A new opportunity and complication has appeared with startup companies appearing that wish to offer competing subscription-based public charging networks. The EAA and Plug In America are working closely with these companies to ensure adherence to some basic principles: universal access, interoperability and maintaining needed legacy infrastructure. In the future, any plug-in car must be able to charge at any public charger.
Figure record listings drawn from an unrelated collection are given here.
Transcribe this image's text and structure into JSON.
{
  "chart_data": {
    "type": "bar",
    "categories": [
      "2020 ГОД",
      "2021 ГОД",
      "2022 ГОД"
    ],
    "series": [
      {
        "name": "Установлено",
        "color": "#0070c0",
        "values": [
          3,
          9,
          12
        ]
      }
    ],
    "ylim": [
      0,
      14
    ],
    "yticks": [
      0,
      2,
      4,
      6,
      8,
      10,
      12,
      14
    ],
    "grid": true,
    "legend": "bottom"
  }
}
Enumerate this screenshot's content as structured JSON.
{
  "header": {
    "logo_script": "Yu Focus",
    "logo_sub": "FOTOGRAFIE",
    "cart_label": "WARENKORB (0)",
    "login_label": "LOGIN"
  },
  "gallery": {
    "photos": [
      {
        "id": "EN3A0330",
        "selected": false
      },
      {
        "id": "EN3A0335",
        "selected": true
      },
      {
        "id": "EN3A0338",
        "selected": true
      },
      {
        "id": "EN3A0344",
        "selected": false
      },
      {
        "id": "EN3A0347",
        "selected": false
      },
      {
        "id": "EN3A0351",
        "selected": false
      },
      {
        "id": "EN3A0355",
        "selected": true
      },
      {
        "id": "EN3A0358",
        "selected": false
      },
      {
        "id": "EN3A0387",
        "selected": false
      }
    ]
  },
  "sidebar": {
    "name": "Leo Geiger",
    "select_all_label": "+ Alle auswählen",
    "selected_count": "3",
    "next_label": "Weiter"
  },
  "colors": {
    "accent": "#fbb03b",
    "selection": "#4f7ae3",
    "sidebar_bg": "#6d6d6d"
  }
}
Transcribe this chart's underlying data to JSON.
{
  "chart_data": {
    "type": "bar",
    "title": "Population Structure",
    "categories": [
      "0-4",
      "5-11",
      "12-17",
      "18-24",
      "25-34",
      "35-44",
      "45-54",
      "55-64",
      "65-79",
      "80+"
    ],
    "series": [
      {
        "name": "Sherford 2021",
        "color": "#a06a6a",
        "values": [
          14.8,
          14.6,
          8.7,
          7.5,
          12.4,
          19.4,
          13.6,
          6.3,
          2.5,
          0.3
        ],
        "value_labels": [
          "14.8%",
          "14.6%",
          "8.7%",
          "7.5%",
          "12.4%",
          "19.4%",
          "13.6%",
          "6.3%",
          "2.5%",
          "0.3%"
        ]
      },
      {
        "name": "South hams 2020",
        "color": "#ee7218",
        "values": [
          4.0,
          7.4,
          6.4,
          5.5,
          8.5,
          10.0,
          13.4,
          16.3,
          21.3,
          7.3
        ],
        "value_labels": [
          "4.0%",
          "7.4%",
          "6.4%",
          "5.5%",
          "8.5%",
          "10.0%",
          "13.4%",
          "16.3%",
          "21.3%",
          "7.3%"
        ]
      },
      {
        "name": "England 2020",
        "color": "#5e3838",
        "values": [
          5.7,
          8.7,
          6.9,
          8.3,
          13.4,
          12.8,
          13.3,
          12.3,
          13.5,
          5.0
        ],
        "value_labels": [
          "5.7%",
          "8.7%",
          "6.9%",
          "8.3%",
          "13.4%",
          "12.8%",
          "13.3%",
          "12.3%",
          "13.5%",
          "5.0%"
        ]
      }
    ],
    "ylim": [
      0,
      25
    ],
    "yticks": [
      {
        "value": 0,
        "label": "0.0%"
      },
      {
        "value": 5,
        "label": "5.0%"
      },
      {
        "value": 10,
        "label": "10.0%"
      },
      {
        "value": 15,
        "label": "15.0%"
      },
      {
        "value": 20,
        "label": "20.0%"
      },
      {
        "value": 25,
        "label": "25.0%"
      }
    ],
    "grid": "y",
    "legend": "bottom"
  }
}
New public charging infrastructure, however, won’t bring us electric cars. And while I can testify that it is useful to have public access chargers, people with RAV4 EVs in places like Long Island, Hawaii, and Nova Scotia have gotten along fine without. The effort to get cars to market must remain our focus. Stop in at a car dealer today and let them know: No Plug? No Deal!

Tuesday, April 7, 2009

Honda Kills CNG Home FuelMaker

Honda has pulled the plug on its wholly owned subsidiary Fuelmaker, which made the device for home CNG (compressed natural gas) vehicle refueling, calling a loan, and throwing Fuelmaker into receivership.
All Fuelmaker employees were abruptly fired without severance or warning, and given just a few hours to gather up their belongings and leave the premises. All Fuelmaker operations were suspended without notice to dealers, clients or suppliers. All assets were immediately placed on the auction block for liquidation.
Huh? Wasn't Honda the big promoter of CNG? The only car company offering one in the US, the CNG Civic? Wasn't the home fueling device meant to blaze the path to a home hydrogen fueling device?

Edwin Black does the reporting on the machinations around FuelMaker's bankruptcy last week. Read about it here.

Tuesday, March 31, 2009

Who wants a Th!nk City?

Automakers the world over, large and small, are in the crapper. The financial crisis has hurt those that sell gas guzzlers and electric cars. Electricaid.org in Norway is trying to support its native EV company, Th!nk, and the efforts to offer the Th!nk City in the U.S. as soon as possible with its "Get Me A Th!nk" campaign. My first electric car was a Th!nk City so I'm biased. That little car made me an EV advocate. If you are interested in buying a Th!nk City, sign up by clicking here.

Tuesday, March 24, 2009

Saab Story

Unlike other countries, including the US, the conservative government in Sweden is opting to let Saab sink or swim without government aid. GM took the distinctive Swedish brand into the toilet, and is now preparing to cut it loose. The people of Trollhatten are now surprised to find their main source of employment abandoned by both its corporate parent and national representatives. Read Sweden Says No to Saving Saab in the NY Times.

This does make me wonder about the suggestions Sweden might be more hospitable to Th!nk.